ZeroClaw vs OpenClaw vs NanoClaw vs PicoClaw

Criteria

OpenClaw

ZeroClaw

NanoClaw

PicoClaw

Language

Python

Rust

Go

Go

Binary size

180MB

3.4MB

800KB

400KB

RAM usage

220-380MB

5-18MB

8-15MB

3-8MB

Startup time

8.2s

0.5s

0.3s

0.1s

Platforms

10+

8+

2 (WhatsApp, Telegram)

0 (CLI only)

GUI

React

Leptos (WASM)

Basic web

CLI only

Skills

2,400+

180+

None

None

Security

Problematic

Excellent

Good

Good

Use case

General purpose

General purpose

Lightweight chat

Embedded/IoT

When Should You Use ZeroClaw?

Use ZeroClaw when:

  • You need high performance and low resource usage

  • You want to run on Raspberry Pi or embedded devices

  • You care about security (memory safety, sandbox)

  • You need fast startup time (0.5s vs 8s)

  • You want to run many instances on the same machine

  • You have Rust expertise (to write skills)

Use OpenClaw when:

  • You need all platforms (Signal, Teams, iMessage)

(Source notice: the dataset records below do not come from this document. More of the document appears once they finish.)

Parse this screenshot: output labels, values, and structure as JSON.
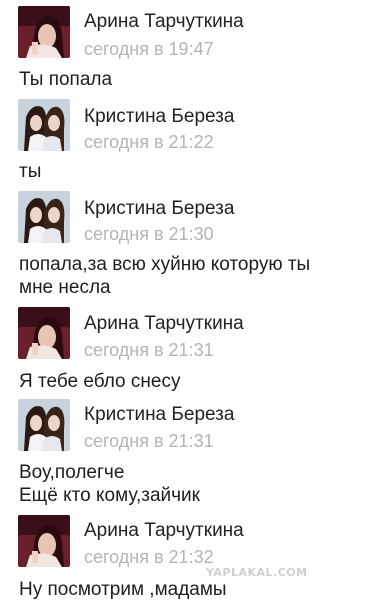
{
  "messages": [
    {
      "author": "Арина Тарчуткина",
      "time": "сегодня в 19:47",
      "text": "Ты попала",
      "avatar": "avatar-arina"
    },
    {
      "author": "Кристина Береза",
      "time": "сегодня в 21:22",
      "text": "ты",
      "avatar": "avatar-kristina"
    },
    {
      "author": "Кристина Береза",
      "time": "сегодня в 21:30",
      "text": "попала,за всю хуйню которую ты\nмне несла",
      "avatar": "avatar-kristina"
    },
    {
      "author": "Арина Тарчуткина",
      "time": "сегодня в 21:31",
      "text": "Я тебе ебло снесу",
      "avatar": "avatar-arina"
    },
    {
      "author": "Кристина Береза",
      "time": "сегодня в 21:31",
      "text": "Воу,полегче\nЕщё кто кому,зайчик",
      "avatar": "avatar-kristina"
    },
    {
      "author": "Арина Тарчуткина",
      "time": "сегодня в 21:32",
      "text": "Ну посмотрим ,мадамы",
      "avatar": "avatar-arina"
    }
  ],
  "watermark": "YAPLAKAL.COM",
  "colors": {
    "name": "#222222",
    "time": "#b4b4b4",
    "text": "#1e1e1e",
    "background": "#ffffff"
  }
}
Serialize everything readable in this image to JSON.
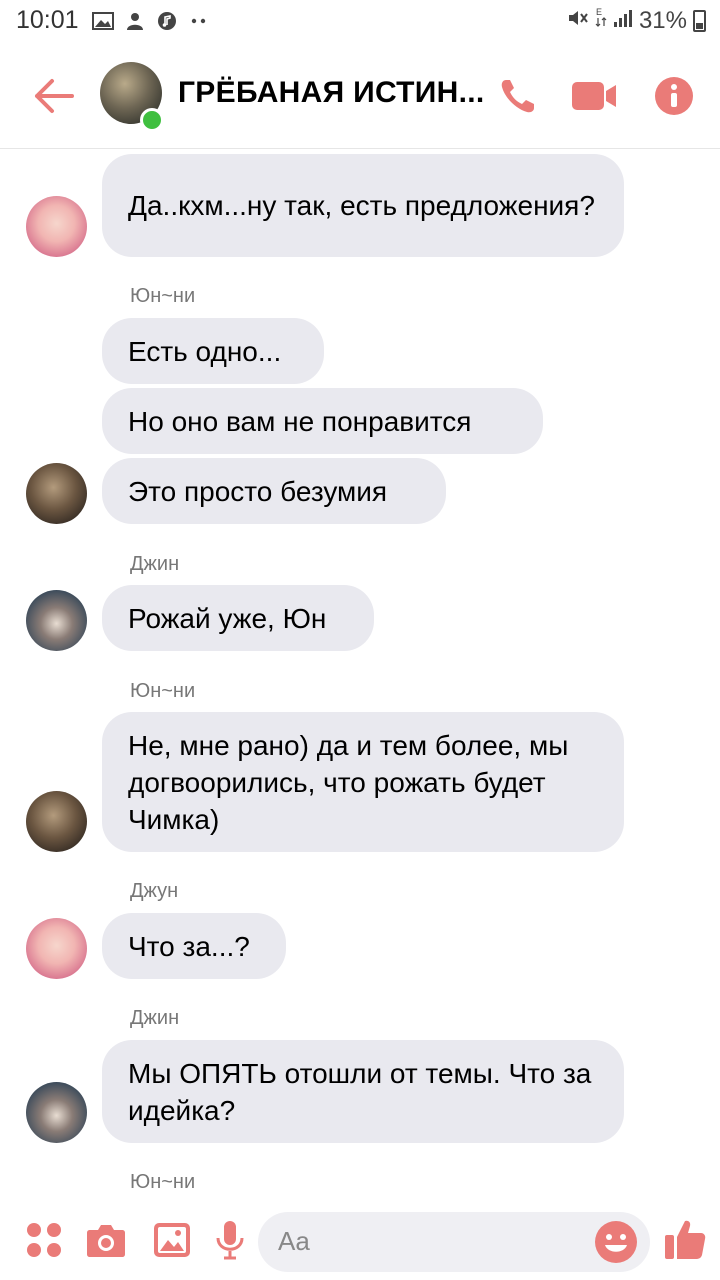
{
  "status_bar": {
    "time": "10:01",
    "battery": "31%",
    "icons_left": [
      "image-icon",
      "user-badge-icon",
      "music-icon",
      "more-dots-icon"
    ],
    "icons_right": [
      "mute-icon",
      "data-icon",
      "signal-icon",
      "battery-icon"
    ]
  },
  "header": {
    "title": "ГРЁБАНАЯ ИСТИН...",
    "online": true,
    "accent_color": "#ea7b78"
  },
  "messages": [
    {
      "sender": "",
      "avatar": "pink",
      "bubbles": [
        "Да..кхм...ну так, есть предложения?"
      ]
    },
    {
      "sender": "Юн~ни",
      "avatar": "brown",
      "bubbles": [
        "Есть одно...",
        "Но оно вам не понравится",
        "Это просто безумия"
      ]
    },
    {
      "sender": "Джин",
      "avatar": "dark",
      "bubbles": [
        "Рожай уже, Юн"
      ]
    },
    {
      "sender": "Юн~ни",
      "avatar": "brown",
      "bubbles": [
        "Не, мне рано) да и тем более, мы догвоорились, что рожать будет Чимка)"
      ]
    },
    {
      "sender": "Джун",
      "avatar": "pink",
      "bubbles": [
        "Что за...?"
      ]
    },
    {
      "sender": "Джин",
      "avatar": "dark",
      "bubbles": [
        "Мы ОПЯТЬ отошли от темы. Что за идейка?"
      ]
    },
    {
      "sender": "Юн~ни",
      "avatar": "",
      "bubbles": []
    }
  ],
  "composer": {
    "placeholder": "Aa"
  }
}
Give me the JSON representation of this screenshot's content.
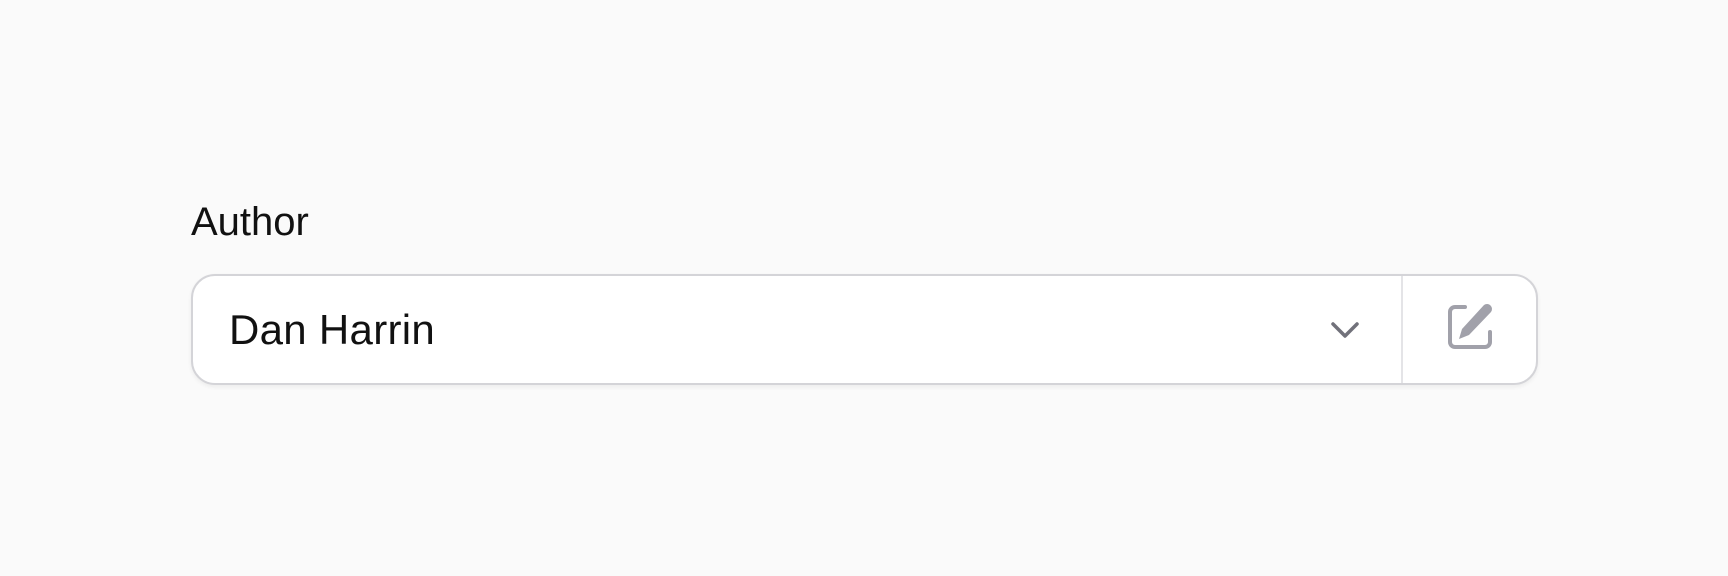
{
  "field": {
    "label": "Author",
    "selected_value": "Dan Harrin"
  },
  "icons": {
    "dropdown": "chevron-down-icon",
    "edit": "pencil-square-icon"
  },
  "colors": {
    "background": "#fafafa",
    "input_border": "#d4d4d8",
    "icon_gray": "#a1a1aa",
    "chevron_gray": "#71717a"
  }
}
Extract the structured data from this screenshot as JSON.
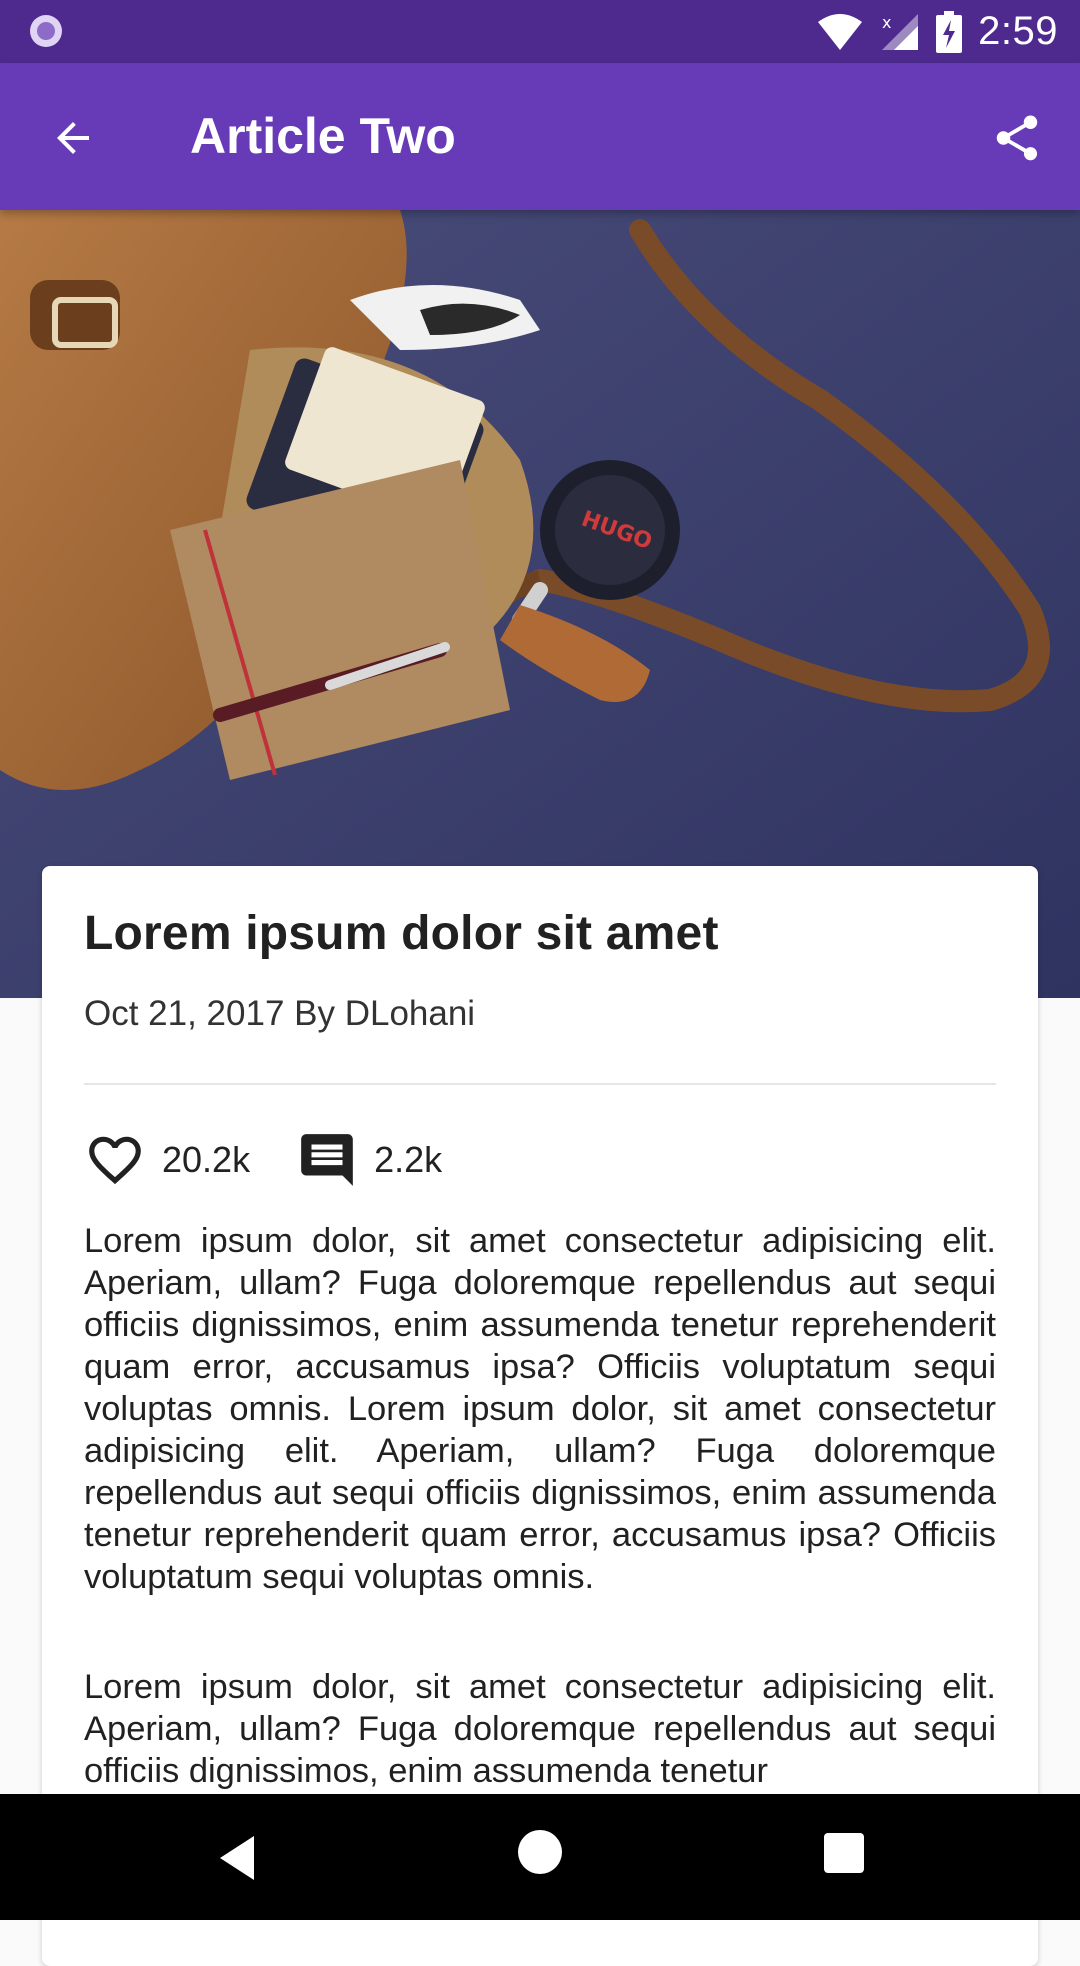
{
  "status_bar": {
    "time": "2:59",
    "icons": [
      "notification-dot-icon",
      "wifi-icon",
      "cellular-icon",
      "battery-charging-icon"
    ]
  },
  "app_bar": {
    "title": "Article Two",
    "back_icon": "arrow-back-icon",
    "share_icon": "share-icon",
    "background": "#673ab7"
  },
  "article": {
    "title": "Lorem ipsum dolor sit amet",
    "meta": "Oct 21, 2017 By DLohani",
    "likes": "20.2k",
    "comments": "2.2k",
    "paragraphs": [
      "Lorem ipsum dolor, sit amet consectetur adipisicing elit. Aperiam, ullam? Fuga doloremque repellendus aut sequi officiis dignissimos, enim assumenda tenetur reprehenderit quam error, accusamus ipsa? Officiis voluptatum sequi voluptas omnis. Lorem ipsum dolor, sit amet consectetur adipisicing elit. Aperiam, ullam? Fuga doloremque repellendus aut sequi officiis dignissimos, enim assumenda tenetur reprehenderit quam error, accusamus ipsa? Officiis voluptatum sequi voluptas omnis.",
      "Lorem ipsum dolor, sit amet consectetur adipisicing elit. Aperiam, ullam? Fuga doloremque repellendus aut sequi officiis dignissimos, enim assumenda tenetur"
    ]
  },
  "hero_image": {
    "text_on_image": "HUGO"
  },
  "nav_bar": {
    "buttons": [
      "nav-back-icon",
      "nav-home-icon",
      "nav-recents-icon"
    ]
  }
}
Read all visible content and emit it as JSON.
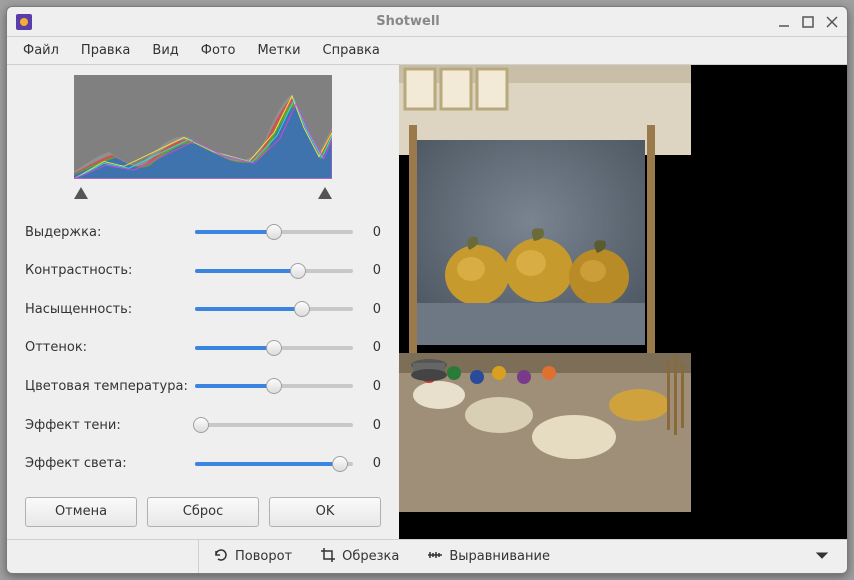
{
  "window": {
    "title": "Shotwell"
  },
  "menubar": [
    "Файл",
    "Правка",
    "Вид",
    "Фото",
    "Метки",
    "Справка"
  ],
  "sliders": [
    {
      "label": "Выдержка:",
      "value": 0,
      "fill_pct": 50,
      "thumb_pct": 50
    },
    {
      "label": "Контрастность:",
      "value": 0,
      "fill_pct": 65,
      "thumb_pct": 65
    },
    {
      "label": "Насыщенность:",
      "value": 0,
      "fill_pct": 68,
      "thumb_pct": 68
    },
    {
      "label": "Оттенок:",
      "value": 0,
      "fill_pct": 50,
      "thumb_pct": 50
    },
    {
      "label": "Цветовая температура:",
      "value": 0,
      "fill_pct": 50,
      "thumb_pct": 50
    },
    {
      "label": "Эффект тени:",
      "value": 0,
      "fill_pct": 0,
      "thumb_pct": 4
    },
    {
      "label": "Эффект света:",
      "value": 0,
      "fill_pct": 92,
      "thumb_pct": 92
    }
  ],
  "buttons": {
    "cancel": "Отмена",
    "reset": "Сброс",
    "ok": "OK"
  },
  "bottombar": {
    "rotate": "Поворот",
    "crop": "Обрезка",
    "straighten": "Выравнивание"
  }
}
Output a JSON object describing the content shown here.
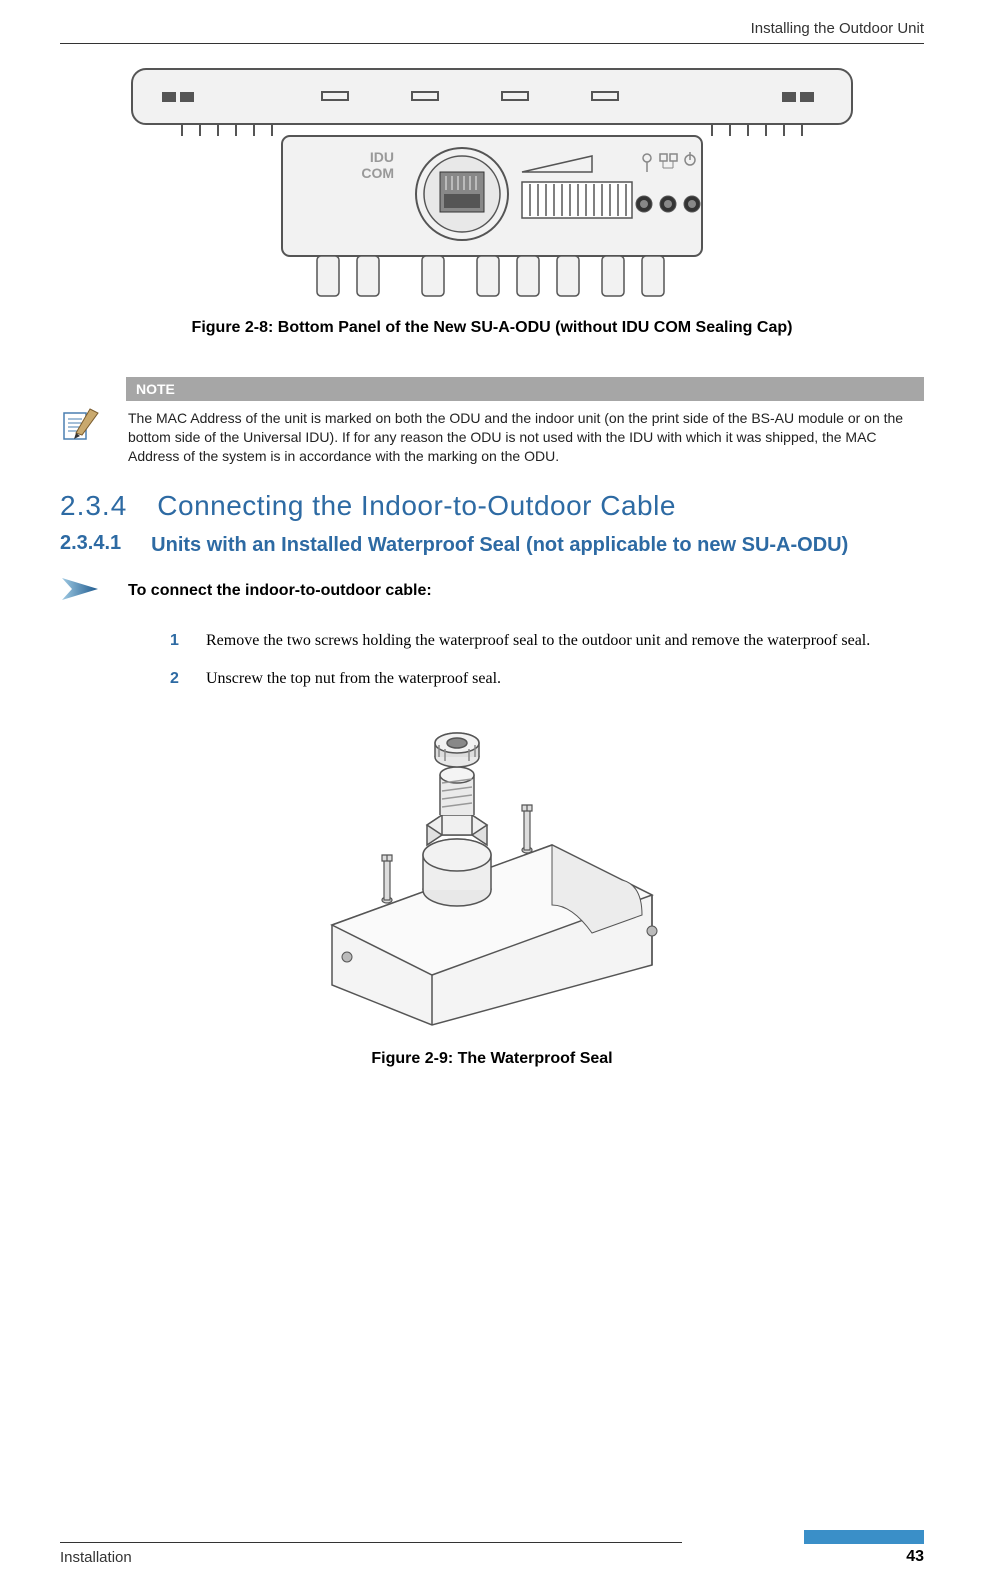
{
  "header": {
    "chapter_title": "Installing the Outdoor Unit"
  },
  "figure1": {
    "label_line1": "IDU",
    "label_line2": "COM",
    "caption": "Figure 2-8: Bottom Panel of the New SU-A-ODU (without IDU COM Sealing Cap)"
  },
  "note": {
    "header": "NOTE",
    "text": "The MAC Address of the unit is marked on both the ODU and the indoor unit (on the print side of the BS-AU module or on the bottom side of the Universal IDU). If for any reason the ODU is not used with the IDU with which it was shipped, the MAC Address of the system is in accordance with the marking on the ODU."
  },
  "h2": {
    "num": "2.3.4",
    "text": "Connecting the Indoor-to-Outdoor Cable"
  },
  "h3": {
    "num": "2.3.4.1",
    "text": "Units with an Installed Waterproof Seal (not applicable to new SU-A-ODU)"
  },
  "procedure": {
    "title": "To connect the indoor-to-outdoor cable:"
  },
  "steps": [
    {
      "num": "1",
      "text": "Remove the two screws holding the waterproof seal to the outdoor unit and remove the waterproof seal."
    },
    {
      "num": "2",
      "text": "Unscrew the top nut from the waterproof seal."
    }
  ],
  "figure2": {
    "caption": "Figure 2-9: The Waterproof Seal"
  },
  "footer": {
    "left": "Installation",
    "page": "43"
  }
}
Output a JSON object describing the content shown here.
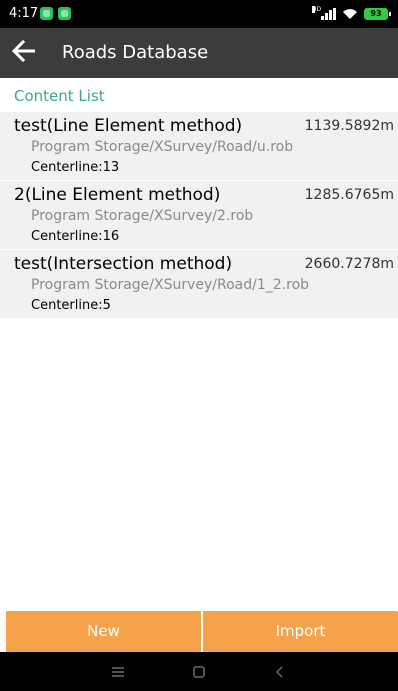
{
  "status_bar": {
    "time": "4:17",
    "signal_label": "HD",
    "battery_level": "93",
    "notification_icons": [
      "app-notification-icon",
      "app-notification-icon"
    ],
    "signal_icon": "cell-signal-icon",
    "wifi_icon": "wifi-icon",
    "battery_icon": "battery-icon"
  },
  "header": {
    "title": "Roads Database",
    "back_icon": "arrow-left-icon"
  },
  "content": {
    "section_label": "Content List",
    "roads": [
      {
        "name": "test(Line Element method)",
        "length": "1139.5892m",
        "path": "Program Storage/XSurvey/Road/u.rob",
        "centerline": "Centerline:13"
      },
      {
        "name": "2(Line Element method)",
        "length": "1285.6765m",
        "path": "Program Storage/XSurvey/2.rob",
        "centerline": "Centerline:16"
      },
      {
        "name": "test(Intersection method)",
        "length": "2660.7278m",
        "path": "Program Storage/XSurvey/Road/1_2.rob",
        "centerline": "Centerline:5"
      }
    ]
  },
  "actions": {
    "new_label": "New",
    "import_label": "Import"
  },
  "nav_bar": {
    "menu_icon": "menu-icon",
    "home_icon": "home-square-icon",
    "back_icon": "back-chevron-icon"
  },
  "colors": {
    "status_bar_bg": "#000000",
    "header_bg": "#3c3c3c",
    "accent_green": "#3daa7a",
    "list_item_bg": "#f1f1f1",
    "action_orange": "#f5a24b",
    "nav_bar_bg": "#000000"
  }
}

  • You want Python skills (2,400+ skills available)

  • You do not care about performance

  • You have a powerful machine (16GB+ RAM)

Use NanoClaw when:

  • You only need WhatsApp and Telegram

  • You want an ultra-small binary (800KB)

  • You do not need a skills marketplace

Use PicoClaw when:

  • You only need CLI (no GUI)

  • You want to run on routers or highly constrained IoT devices

  • You want the smallest possible binary (400KB)

Overall Assessment

Pros

  • Outstanding performance: 15-20x faster and 50x lighter than OpenClaw

  • Strong security: Memory-safe, sandboxed, secure-by-default

  • Runs everywhere: From Raspberry Pi to servers

  • Free and open-source: Like OpenClaw

  • Rapidly growing community: 28K stars in 3 days

  • Security audit: Audited by Trail of Bits

Cons

  • New: Only 3 days old, not battle-tested

  • Fewer skills: 180 vs OpenClaw's 2,400

  • Missing some platforms: Signal, Teams, iMessage not yet supported

  • Harder to write skills: Rust is harder than Python

  • Docs are incomplete: Still being expanded

Scores

Criteria

Score (0-10)

Remarks

Performance

10/10

Excellent, fastest of all

Security

9/10

Memory-safe, sandboxed, audited

Features

7/10

Complete but missing some platforms

Ease of use

6/10

Easy to install, harder to write skills

Community

7/10

Growing rapidly

Documentation

6/10

Being expanded

Stability

7/10

New but audited

Value

10/10

Free with outstanding performance

Total

7.8/10

Very good, worth trying

Conclusion: ZeroClaw - The Future of AI Agents?

ZeroClaw proves performance and security are not a trade-off. By adopting Rust, the ZeroClaw team built an AI agent that is 15-20x faster, 50x lighter, and significantly more secure than OpenClaw.

Key takeaways:

  • Rust is the right choice: Memory safety, zero-cost abstractions, and superior performance make Rust ideal for security-critical applications like AI agents

  • Secure-by-default design: Unlike OpenClaw (which needed patches), ZeroClaw was designed to be secure from day one

  • WASM sandbox: Skills run safely in a sandbox without arbitrary system access

  • Runs anywhere: From Raspberry Pi to servers, ZeroClaw runs smoothly

Challenges ahead:

  • Ecosystem: Needs time to build a marketplace as large as OpenClaw's

  • Learning curve: Rust is harder than Python; fewer developers can write skills

  • Platform support: Needs Signal, Teams, iMessage

  • Battle-testing: Needs time for community testing and bug discovery

Prediction: ZeroClaw could surpass OpenClaw in users in the next 6-12 months if the team keeps its current pace. The performance and security advantages are too significant to ignore.

Recommendations:

  • If you use OpenClaw and struggle with performance/RAM, try ZeroClaw

  • If you want to run an AI agent on Raspberry Pi, ZeroClaw is the only practical option

  • If you care about security, ZeroClaw is much safer

  • If you need all platforms and 2,400+ skills, wait for ZeroClaw to mature or use OpenClaw

ZeroClaw is not just a fork - it is a reimagination of AI agents with a focus on performance, security, and efficiency. This is the right direction for the future of AI agents.